The mechanism that makes this work is context propagation: as a request crosses a service boundary (an HTTP call, a message on a queue), the trace context — the trace ID and current span ID — is passed along, typically in headers following the W3C Trace Context standard. The receiving service reads that context, creates a child span, and continues the chain. Without propagation each service would produce isolated, unconnectable spans.
Anatomy of a trace
A trace is a tree of spans connected by propagated context, usually visualized as a waterfall.
Trace
The complete record of one request's path through the system, identified by a single trace ID and made up of all the spans it generated.
Span
A single timed operation — a database query, an API call, a handler — with a start time, duration, attributes, and a link to its parent span.
Parent & child spans
Spans form a tree: a parent span (e.g. the incoming request) contains child spans for the downstream work it triggered, showing causality and nesting.
Context propagation
Passing the trace and span IDs across service boundaries, typically via W3C Trace Context headers, so independent services contribute to the same trace.
The waterfall view
Spans plotted on a timeline, revealing at a glance which step was slow, which ran in parallel, and where a failure cascaded through the request.
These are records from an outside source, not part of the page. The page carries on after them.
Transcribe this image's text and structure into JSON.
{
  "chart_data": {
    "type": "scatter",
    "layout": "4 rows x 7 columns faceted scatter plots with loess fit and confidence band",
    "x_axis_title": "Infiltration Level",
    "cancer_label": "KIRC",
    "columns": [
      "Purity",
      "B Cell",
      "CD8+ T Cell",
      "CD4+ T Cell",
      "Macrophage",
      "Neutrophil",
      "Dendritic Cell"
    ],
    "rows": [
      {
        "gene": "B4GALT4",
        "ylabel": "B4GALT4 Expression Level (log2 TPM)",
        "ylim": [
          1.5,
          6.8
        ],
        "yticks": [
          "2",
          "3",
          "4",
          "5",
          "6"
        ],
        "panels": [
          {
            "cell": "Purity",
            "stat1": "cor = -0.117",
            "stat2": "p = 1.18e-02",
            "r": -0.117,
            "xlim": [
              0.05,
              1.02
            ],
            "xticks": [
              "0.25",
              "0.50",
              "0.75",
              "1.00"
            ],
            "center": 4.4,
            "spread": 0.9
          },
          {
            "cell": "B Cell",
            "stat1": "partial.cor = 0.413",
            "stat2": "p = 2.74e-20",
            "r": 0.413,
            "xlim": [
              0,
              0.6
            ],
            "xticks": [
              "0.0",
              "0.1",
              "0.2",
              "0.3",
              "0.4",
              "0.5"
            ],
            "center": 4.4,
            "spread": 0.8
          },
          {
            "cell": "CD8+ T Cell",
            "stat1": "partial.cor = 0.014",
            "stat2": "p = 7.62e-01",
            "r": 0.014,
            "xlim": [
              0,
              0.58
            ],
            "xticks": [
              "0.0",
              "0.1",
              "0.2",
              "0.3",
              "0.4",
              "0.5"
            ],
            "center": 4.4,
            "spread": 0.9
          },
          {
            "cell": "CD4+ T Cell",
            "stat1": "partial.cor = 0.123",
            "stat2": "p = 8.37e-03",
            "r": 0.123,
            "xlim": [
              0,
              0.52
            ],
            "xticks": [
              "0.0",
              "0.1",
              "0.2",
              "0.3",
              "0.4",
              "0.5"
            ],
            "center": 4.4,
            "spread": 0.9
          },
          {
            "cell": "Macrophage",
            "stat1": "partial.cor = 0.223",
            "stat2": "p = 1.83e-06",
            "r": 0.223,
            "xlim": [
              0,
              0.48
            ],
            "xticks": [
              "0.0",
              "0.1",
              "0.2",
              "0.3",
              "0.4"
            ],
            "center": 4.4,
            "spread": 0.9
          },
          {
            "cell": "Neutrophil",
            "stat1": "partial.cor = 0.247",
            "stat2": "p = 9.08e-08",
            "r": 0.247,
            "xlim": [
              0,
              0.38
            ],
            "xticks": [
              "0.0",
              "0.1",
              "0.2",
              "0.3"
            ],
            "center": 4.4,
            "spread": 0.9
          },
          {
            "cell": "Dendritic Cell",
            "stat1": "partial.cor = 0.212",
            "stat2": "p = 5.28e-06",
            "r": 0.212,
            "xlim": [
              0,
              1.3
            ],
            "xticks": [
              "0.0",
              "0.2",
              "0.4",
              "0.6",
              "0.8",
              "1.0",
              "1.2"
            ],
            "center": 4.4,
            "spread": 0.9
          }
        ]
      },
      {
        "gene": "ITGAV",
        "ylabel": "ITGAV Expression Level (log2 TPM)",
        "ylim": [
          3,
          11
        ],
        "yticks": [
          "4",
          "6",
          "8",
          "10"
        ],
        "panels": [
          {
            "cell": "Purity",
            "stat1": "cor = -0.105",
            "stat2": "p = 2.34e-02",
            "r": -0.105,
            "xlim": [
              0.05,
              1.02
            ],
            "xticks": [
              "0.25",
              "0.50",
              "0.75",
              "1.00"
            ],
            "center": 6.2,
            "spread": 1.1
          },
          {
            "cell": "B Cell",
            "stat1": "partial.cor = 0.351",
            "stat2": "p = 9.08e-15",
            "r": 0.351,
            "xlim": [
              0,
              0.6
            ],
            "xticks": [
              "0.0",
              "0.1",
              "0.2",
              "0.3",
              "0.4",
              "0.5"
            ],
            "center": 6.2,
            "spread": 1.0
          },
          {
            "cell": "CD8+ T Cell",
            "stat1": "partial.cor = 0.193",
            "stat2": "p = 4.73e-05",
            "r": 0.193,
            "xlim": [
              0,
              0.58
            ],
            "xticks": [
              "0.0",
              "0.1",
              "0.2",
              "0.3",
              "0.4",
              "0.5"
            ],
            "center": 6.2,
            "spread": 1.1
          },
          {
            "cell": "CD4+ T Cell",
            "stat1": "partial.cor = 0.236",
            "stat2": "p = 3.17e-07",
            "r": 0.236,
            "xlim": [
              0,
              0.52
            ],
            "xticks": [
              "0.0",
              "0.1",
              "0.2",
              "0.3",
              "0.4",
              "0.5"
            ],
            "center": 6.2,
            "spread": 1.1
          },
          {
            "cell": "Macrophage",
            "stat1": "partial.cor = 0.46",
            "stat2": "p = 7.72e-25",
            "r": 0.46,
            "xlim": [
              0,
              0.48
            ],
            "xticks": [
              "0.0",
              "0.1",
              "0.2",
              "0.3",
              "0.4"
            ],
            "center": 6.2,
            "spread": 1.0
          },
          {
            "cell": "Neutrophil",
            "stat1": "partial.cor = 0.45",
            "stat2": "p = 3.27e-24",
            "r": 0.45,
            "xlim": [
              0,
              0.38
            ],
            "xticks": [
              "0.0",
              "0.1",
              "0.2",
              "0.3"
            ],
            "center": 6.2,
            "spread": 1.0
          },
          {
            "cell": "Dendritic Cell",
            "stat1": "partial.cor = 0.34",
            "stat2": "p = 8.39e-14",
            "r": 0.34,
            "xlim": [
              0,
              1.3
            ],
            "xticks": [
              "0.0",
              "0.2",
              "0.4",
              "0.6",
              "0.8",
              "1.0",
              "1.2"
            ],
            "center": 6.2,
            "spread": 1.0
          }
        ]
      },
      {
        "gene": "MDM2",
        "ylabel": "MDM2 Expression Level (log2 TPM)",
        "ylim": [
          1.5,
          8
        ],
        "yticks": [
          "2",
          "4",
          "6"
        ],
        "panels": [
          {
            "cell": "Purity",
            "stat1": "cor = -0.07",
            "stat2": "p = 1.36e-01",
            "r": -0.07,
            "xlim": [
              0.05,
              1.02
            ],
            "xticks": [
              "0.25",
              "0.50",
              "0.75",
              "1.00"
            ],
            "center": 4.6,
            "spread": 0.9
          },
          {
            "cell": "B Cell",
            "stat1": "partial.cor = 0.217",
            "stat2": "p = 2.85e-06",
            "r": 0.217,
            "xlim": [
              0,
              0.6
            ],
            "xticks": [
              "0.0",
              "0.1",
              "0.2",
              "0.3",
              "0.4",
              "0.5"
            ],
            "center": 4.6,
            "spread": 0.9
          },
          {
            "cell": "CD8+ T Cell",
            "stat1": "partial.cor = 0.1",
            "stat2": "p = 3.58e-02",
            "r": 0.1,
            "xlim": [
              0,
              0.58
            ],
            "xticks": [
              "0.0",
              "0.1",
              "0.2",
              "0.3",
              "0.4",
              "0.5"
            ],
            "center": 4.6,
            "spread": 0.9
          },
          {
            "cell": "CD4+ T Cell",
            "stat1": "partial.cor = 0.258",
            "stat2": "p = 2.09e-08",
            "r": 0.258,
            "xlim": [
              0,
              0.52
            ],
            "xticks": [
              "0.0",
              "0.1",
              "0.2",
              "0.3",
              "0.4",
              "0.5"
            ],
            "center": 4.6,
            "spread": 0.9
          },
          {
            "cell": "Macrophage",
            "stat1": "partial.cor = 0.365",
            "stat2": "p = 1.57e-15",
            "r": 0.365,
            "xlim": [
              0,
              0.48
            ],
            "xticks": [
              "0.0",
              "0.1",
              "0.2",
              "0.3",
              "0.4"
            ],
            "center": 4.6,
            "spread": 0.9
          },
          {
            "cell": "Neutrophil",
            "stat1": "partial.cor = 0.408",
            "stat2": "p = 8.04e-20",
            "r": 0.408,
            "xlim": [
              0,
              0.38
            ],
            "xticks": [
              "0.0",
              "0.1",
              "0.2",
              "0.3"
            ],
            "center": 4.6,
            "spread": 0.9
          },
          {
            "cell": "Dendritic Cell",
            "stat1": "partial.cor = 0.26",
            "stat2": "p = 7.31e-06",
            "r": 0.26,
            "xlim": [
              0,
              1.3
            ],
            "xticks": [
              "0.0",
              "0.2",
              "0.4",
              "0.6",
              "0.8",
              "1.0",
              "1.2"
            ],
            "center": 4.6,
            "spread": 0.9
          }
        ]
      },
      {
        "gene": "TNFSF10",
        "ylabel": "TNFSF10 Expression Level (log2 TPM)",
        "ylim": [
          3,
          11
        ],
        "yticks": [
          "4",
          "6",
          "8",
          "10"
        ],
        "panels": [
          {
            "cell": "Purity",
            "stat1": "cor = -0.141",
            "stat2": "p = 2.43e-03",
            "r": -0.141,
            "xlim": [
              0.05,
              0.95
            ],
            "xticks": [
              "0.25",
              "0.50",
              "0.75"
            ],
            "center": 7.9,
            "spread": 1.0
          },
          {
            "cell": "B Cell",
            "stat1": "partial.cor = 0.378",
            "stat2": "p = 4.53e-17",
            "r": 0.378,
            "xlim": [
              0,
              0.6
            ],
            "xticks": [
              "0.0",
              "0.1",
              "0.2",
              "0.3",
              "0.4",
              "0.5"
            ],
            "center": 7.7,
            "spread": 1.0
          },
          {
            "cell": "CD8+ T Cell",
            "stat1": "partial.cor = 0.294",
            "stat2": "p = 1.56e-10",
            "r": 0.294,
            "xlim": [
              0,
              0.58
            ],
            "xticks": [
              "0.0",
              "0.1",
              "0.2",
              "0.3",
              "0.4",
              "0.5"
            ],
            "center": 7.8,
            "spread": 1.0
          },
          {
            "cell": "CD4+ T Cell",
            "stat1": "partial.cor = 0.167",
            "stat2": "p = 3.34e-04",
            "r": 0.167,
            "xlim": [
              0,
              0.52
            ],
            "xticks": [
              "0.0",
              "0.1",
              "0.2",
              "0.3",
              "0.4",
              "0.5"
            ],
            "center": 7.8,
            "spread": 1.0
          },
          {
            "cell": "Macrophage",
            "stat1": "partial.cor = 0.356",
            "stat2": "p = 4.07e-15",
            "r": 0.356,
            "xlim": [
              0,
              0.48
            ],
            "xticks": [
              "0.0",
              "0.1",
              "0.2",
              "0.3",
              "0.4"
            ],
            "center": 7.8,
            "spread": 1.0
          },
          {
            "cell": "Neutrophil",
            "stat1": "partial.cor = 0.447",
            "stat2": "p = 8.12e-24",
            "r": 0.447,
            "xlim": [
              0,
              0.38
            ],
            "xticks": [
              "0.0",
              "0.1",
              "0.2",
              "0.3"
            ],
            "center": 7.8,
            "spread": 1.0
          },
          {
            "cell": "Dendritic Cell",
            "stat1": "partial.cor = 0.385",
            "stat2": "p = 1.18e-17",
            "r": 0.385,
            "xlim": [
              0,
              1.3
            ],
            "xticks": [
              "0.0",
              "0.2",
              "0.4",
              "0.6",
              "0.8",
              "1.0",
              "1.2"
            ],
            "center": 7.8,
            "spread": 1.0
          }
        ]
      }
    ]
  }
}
Why distributed tracing matters
In a monolith, a slow request lives in one process and one set of logs. In a distributed architecture, the same request fans out across services owned by different teams, and a single slow span deep in the chain can degrade the whole user experience. Logs alone can't connect those hops — they're separate streams with no shared thread. Distributed tracing supplies that thread, so a latency or error problem is attributable to a specific service and operation instead of being a system-wide mystery.
Tracing also reveals architecture you may not have on a diagram: which services actually call which, how deep your dependency chains run, and where retries or N+1 patterns quietly multiply work. That makes it indispensable both for debugging a specific incident and for understanding the real shape of a system as it evolves.
Distributed tracing with AllStak
AllStak ingests OTLP traces over HTTP, so you can instrument your services with OpenTelemetry and send spans straight to AllStak — no proprietary agent required. Traces are visualized as waterfalls where you can spot the slow or failing span, and because they share a platform with your errors and logs, you can pivot from a span to the exception or log line behind it.
Frequently asked questions
What is distributed tracing?
It is a way to follow one request across many services by tagging each step with a shared trace ID and propagating context, then assembling the steps into a single end-to-end timeline of spans.
What is the difference between a trace and a span?
A span is one timed operation within a request; a trace is the full collection of spans for that request. Many spans, linked by parent-child relationships, make up a single trace.
What is context propagation?
It is the passing of trace and span identifiers across service boundaries — usually via W3C Trace Context HTTP headers — so spans created in different services connect into the same trace.
Is distributed tracing the same as APM?
They overlap but aren't identical. Distributed tracing is the technique of following requests across services; APM is the broader discipline of monitoring application performance, which often uses tracing as one of its data sources.